Nonreserved keywords are permitted as identifiers without quoting. Reserved words are permitted as identifiers if you quote them
Reserved Keywords in MSSQL server :
Microsoft SQL Server uses reserved keywords for defining, manipulating, and accessing databases.

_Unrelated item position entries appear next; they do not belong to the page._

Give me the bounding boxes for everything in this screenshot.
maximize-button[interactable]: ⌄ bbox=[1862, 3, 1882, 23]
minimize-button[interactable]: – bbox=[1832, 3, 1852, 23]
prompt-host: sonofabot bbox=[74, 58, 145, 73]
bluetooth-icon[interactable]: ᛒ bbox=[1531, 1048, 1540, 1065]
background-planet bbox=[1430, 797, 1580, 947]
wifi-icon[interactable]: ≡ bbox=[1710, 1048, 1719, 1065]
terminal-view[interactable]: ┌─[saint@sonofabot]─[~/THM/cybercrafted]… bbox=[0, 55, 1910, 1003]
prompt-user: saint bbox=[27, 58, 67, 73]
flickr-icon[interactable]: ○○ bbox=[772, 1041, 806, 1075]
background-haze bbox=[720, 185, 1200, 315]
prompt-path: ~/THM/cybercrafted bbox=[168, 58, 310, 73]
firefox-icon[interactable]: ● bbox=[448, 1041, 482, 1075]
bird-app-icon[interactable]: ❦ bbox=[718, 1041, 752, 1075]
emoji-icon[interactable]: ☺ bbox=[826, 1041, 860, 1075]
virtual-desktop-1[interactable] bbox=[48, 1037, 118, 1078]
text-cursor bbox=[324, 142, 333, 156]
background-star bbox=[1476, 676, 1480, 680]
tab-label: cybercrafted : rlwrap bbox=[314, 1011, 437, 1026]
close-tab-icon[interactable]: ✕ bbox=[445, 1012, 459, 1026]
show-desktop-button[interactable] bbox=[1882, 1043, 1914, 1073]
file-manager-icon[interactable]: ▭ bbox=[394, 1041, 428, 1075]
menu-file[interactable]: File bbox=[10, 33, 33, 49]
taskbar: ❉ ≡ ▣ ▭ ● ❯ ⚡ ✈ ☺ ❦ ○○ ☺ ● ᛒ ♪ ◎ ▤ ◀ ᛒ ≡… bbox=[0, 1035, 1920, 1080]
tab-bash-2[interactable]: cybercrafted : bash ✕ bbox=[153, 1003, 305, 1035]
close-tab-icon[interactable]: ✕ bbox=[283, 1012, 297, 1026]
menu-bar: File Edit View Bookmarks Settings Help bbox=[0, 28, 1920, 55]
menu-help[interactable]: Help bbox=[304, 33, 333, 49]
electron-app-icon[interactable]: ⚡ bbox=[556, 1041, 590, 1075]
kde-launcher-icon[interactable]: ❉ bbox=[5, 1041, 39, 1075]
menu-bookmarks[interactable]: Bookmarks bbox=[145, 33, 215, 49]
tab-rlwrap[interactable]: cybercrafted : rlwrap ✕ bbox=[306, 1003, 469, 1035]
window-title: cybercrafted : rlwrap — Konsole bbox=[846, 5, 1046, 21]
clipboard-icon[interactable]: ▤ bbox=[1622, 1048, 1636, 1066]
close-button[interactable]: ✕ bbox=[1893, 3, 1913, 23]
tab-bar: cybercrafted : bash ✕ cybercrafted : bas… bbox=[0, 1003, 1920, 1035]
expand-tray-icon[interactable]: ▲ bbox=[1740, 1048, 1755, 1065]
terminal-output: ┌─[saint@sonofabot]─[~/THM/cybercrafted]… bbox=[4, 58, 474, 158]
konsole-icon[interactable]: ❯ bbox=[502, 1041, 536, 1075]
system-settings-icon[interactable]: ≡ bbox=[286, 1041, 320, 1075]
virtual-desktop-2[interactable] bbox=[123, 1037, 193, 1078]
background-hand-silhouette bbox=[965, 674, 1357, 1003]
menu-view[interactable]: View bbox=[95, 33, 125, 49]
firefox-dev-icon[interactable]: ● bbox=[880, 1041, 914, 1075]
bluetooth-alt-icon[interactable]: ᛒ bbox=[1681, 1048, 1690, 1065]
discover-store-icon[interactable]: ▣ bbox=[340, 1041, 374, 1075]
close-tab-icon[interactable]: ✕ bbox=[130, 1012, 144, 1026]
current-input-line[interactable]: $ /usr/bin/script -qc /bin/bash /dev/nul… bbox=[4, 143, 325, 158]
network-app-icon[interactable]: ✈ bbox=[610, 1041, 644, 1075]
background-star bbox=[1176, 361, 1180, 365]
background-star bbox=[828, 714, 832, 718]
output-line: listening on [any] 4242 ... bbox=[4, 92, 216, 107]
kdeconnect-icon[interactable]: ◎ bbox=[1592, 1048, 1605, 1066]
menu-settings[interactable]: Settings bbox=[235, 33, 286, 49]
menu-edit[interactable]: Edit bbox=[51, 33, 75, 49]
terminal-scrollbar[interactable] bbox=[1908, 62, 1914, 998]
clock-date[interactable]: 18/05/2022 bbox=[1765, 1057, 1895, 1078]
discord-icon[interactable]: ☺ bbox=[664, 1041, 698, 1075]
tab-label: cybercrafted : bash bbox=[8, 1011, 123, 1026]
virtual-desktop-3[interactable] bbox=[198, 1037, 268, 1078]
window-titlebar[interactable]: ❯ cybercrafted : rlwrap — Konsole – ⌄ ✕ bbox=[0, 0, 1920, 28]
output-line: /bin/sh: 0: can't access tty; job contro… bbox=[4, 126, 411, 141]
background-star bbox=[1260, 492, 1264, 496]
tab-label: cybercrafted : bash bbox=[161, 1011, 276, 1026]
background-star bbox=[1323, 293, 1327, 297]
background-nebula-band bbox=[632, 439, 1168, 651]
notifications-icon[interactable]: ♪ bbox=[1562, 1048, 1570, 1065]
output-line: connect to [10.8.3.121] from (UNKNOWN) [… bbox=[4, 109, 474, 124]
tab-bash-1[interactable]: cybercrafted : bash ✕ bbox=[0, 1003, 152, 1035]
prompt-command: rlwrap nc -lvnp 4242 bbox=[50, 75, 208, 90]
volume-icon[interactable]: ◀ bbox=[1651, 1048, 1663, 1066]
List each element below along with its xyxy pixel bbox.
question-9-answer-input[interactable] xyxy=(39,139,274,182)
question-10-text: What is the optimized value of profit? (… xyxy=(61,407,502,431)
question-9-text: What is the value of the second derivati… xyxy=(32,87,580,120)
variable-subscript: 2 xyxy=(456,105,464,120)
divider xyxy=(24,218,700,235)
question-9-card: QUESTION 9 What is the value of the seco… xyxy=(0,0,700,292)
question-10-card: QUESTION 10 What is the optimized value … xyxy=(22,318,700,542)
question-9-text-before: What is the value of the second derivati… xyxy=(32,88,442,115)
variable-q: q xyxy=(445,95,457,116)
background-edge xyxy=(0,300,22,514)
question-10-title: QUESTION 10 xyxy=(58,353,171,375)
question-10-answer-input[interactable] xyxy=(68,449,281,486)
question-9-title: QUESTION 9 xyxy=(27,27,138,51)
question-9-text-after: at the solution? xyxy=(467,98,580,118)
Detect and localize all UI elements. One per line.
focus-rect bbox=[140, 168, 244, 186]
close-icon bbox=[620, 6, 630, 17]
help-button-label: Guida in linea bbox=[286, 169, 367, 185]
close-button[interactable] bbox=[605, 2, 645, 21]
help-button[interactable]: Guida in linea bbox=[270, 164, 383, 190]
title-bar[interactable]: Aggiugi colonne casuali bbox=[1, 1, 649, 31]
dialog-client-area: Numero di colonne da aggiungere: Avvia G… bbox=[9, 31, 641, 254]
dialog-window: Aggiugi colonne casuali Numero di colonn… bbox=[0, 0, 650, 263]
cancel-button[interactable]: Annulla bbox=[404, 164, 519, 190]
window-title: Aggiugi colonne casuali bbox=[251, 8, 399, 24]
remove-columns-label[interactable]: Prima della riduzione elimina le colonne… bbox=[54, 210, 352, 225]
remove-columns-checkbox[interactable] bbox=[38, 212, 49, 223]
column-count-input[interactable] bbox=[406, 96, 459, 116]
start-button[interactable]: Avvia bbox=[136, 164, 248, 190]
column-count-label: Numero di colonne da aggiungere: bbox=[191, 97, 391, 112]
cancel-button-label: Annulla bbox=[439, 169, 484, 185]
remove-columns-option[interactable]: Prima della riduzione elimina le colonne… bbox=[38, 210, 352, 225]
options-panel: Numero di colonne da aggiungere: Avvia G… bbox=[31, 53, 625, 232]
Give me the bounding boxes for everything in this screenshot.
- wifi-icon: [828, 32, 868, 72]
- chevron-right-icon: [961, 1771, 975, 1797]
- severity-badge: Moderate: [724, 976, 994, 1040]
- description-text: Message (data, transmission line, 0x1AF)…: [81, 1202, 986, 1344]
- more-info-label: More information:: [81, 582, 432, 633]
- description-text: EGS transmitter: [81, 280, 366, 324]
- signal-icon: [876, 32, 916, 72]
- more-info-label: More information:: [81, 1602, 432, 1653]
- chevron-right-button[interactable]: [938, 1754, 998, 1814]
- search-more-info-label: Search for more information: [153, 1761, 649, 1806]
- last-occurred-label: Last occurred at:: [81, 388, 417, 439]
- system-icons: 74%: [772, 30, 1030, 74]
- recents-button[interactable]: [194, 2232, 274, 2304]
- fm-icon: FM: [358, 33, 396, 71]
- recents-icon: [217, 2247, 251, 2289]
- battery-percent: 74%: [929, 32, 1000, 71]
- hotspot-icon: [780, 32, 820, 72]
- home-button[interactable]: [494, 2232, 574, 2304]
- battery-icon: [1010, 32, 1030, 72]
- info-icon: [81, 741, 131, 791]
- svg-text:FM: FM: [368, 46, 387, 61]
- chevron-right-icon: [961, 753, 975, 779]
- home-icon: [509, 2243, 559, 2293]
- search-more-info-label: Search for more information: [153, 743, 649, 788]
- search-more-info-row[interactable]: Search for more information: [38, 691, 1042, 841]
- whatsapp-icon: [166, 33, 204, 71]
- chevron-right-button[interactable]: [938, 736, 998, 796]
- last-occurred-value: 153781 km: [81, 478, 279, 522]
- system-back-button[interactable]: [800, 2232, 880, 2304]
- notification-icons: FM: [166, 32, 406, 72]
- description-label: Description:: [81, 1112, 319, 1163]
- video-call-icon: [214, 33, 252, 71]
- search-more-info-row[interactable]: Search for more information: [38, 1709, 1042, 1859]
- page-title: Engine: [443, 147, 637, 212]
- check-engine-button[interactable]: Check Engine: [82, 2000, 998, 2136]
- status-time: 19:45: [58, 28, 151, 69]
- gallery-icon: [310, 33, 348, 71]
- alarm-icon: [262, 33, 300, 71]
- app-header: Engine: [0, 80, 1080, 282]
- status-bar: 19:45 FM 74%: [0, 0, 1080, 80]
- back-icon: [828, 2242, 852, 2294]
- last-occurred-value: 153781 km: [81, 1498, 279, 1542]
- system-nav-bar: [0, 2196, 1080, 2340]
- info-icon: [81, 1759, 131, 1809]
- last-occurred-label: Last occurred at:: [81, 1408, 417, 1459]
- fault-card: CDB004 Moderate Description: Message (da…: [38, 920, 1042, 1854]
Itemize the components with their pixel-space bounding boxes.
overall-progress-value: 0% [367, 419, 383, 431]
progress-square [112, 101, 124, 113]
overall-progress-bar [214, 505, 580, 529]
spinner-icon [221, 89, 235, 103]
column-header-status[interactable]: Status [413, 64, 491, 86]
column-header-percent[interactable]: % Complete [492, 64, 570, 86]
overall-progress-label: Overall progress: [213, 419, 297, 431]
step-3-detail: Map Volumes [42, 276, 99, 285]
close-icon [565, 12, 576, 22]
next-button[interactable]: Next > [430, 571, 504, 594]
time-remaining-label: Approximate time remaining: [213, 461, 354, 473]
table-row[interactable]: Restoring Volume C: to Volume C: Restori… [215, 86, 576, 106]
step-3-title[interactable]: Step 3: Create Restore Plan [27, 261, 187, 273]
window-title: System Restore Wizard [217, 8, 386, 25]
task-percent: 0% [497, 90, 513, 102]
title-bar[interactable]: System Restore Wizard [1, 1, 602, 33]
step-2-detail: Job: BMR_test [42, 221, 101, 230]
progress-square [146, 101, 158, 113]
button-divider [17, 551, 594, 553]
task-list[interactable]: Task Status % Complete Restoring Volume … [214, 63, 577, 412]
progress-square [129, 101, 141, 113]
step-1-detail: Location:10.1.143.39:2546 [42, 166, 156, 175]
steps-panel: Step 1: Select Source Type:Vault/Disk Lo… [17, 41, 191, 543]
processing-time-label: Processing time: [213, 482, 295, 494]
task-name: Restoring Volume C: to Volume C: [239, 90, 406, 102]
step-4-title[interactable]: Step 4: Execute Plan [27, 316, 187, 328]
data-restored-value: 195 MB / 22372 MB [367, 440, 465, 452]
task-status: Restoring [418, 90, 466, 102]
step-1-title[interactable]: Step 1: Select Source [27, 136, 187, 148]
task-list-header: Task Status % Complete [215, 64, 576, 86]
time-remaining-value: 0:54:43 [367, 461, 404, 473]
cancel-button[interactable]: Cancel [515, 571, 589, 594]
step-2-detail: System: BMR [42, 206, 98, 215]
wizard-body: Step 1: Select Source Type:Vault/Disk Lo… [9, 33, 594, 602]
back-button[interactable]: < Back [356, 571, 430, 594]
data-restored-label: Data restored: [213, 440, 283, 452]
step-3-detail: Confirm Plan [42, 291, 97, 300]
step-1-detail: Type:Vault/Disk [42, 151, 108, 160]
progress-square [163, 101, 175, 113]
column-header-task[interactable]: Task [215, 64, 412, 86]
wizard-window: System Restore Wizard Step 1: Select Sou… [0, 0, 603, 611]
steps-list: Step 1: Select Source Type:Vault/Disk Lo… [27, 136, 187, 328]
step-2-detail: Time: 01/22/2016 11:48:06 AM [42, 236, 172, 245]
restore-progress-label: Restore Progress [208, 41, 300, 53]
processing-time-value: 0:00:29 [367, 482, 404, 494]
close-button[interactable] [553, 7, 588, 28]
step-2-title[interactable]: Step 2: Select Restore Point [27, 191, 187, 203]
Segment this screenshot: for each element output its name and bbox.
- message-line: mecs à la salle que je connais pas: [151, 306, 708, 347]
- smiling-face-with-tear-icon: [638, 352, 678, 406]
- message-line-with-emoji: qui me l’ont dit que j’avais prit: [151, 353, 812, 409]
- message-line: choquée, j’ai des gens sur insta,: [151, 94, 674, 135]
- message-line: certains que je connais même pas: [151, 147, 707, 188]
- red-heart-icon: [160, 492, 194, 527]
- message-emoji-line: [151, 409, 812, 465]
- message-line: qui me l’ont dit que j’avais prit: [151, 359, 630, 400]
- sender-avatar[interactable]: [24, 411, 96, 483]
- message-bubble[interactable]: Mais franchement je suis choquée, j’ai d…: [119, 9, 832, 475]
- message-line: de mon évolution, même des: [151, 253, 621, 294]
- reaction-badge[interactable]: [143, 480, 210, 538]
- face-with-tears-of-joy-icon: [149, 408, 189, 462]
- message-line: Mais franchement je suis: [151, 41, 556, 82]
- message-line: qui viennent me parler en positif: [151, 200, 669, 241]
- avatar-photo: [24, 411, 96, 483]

Reserved keywords are part of the grammar of the Transact-SQL language that is used by SQL Server to parse and understand Transact-SQL statements and batches.
Although it is syntactically possible to use SQL Server reserved keywords as identifiers and object names in Transact-SQL scripts, you can do this only by using delimited identifiers.